Mathematical probability, as expressed by Darling’s 1-in-136,823,184 calculation, only applies when treating the whole 29 spins combined into a single event and the outcome is measured as a combination of all previous results. But that was not the case, as players were betting (and losing) one spin at a time - and the outcome was measured after each bet, not all of them.
As it was, with all their fluids flushing towards a single magic pattern, players were oblivious to the fact that probability is agnostic, and the odds for a 29-all-black sequence are exactly the same as those for a 28-black-1-red.
Don’t believe us? Think about it this way: the ball has a 1-in-2 chance of landing in black. But this also means that red has the same 1-in-2 chance. So, a sequence comprised of black-black-black is likely to happen once for every eight 3-spin-sequence played (½ x ½ x ½ = ⅛). But guess what? So is black-black-red, or red-black-red, or any other combination - all of them have the same 1-in-8 chance of happening.
It’s also worth mentioning that the probability for any such specific sequence to happen is waaaay smaller, before the first spin, than for it not to happen (as not happening includes the sum of all remaining possible combinations). This also means that each ball landing on black would actually increase the odds each time, but only when analysed against the remaining spins. However, as our players weren’t playing against 29-spin odds, this was also not the case.
No memory
Games that depend on skill, endurance or experience can have their odds offset by what happened in their previous instance: an injured Cristiano Ronaldo would certainly put his team at a loss, while a losing card player may turn the tables by learning their opponents’ strategy.

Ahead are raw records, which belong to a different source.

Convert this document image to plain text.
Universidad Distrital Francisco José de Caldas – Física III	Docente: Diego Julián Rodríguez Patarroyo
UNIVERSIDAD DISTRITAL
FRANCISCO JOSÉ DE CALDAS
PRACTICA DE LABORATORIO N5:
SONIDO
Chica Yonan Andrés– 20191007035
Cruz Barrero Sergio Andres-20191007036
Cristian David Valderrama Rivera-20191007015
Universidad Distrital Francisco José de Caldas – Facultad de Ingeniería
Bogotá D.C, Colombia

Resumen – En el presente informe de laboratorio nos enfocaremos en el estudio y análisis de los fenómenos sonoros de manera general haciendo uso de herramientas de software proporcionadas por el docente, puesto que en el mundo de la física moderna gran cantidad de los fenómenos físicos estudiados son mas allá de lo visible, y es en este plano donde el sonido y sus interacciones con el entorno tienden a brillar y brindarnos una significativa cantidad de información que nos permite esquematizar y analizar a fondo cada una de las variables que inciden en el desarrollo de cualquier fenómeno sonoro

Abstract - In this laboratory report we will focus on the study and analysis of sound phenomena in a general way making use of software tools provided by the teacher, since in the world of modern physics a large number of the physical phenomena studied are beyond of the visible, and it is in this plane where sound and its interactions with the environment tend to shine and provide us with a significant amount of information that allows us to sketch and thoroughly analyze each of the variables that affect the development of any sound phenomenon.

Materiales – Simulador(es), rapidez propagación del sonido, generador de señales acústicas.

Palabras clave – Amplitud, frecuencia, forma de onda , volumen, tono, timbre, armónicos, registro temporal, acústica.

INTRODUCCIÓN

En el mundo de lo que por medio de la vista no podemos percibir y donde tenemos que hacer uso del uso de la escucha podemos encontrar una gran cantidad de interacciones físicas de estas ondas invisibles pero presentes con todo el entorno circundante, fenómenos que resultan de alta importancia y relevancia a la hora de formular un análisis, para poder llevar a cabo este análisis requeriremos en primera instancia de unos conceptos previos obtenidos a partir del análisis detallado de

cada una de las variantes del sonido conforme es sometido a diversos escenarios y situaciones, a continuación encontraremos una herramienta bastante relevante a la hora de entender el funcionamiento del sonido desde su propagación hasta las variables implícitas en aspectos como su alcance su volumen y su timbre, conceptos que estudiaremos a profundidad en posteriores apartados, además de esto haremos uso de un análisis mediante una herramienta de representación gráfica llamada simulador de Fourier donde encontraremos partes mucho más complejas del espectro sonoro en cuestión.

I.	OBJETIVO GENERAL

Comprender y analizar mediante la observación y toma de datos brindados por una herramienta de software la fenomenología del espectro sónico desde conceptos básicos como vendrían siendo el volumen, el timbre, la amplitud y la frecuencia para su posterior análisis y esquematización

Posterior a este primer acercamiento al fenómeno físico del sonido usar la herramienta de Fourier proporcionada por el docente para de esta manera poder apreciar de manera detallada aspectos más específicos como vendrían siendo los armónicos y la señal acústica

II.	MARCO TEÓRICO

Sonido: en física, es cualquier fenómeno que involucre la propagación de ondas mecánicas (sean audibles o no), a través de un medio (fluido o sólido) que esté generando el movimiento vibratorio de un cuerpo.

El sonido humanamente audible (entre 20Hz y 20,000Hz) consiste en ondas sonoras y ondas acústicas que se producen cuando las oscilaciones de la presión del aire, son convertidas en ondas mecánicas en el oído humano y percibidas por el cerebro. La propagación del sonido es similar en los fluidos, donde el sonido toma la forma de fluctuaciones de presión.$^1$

Alas, roulette balls aren’t the brightest cookie in the jar. Unlike a poker player or a football team, they certainly don’t learn from their previous “matches” against the roulette wheel, as they have exactly zero memory.

They also care very little for math, so their landing upon black or red certainly doesn’t happen out of sheer probabilistic love. With no memory and no particular variable to motivate them, each spin is completely unrelated to the one before - it’s like every spin is the first one.
Patterns, right?
Heads or tails?
Getting back to that coin toss, the odds for either head or tails do not decrease irrespective of how many flips end up on heads in a row. Over 100 tosses, for instance, there is no reason why the first 50 should not all come up heads while the remaining tosses all land on tails. Chances are exactly the same.
So, unbelievable as it may seem, it's better to fight your instincts and not go all-in on that tails: odds are it might just as well land on heads again.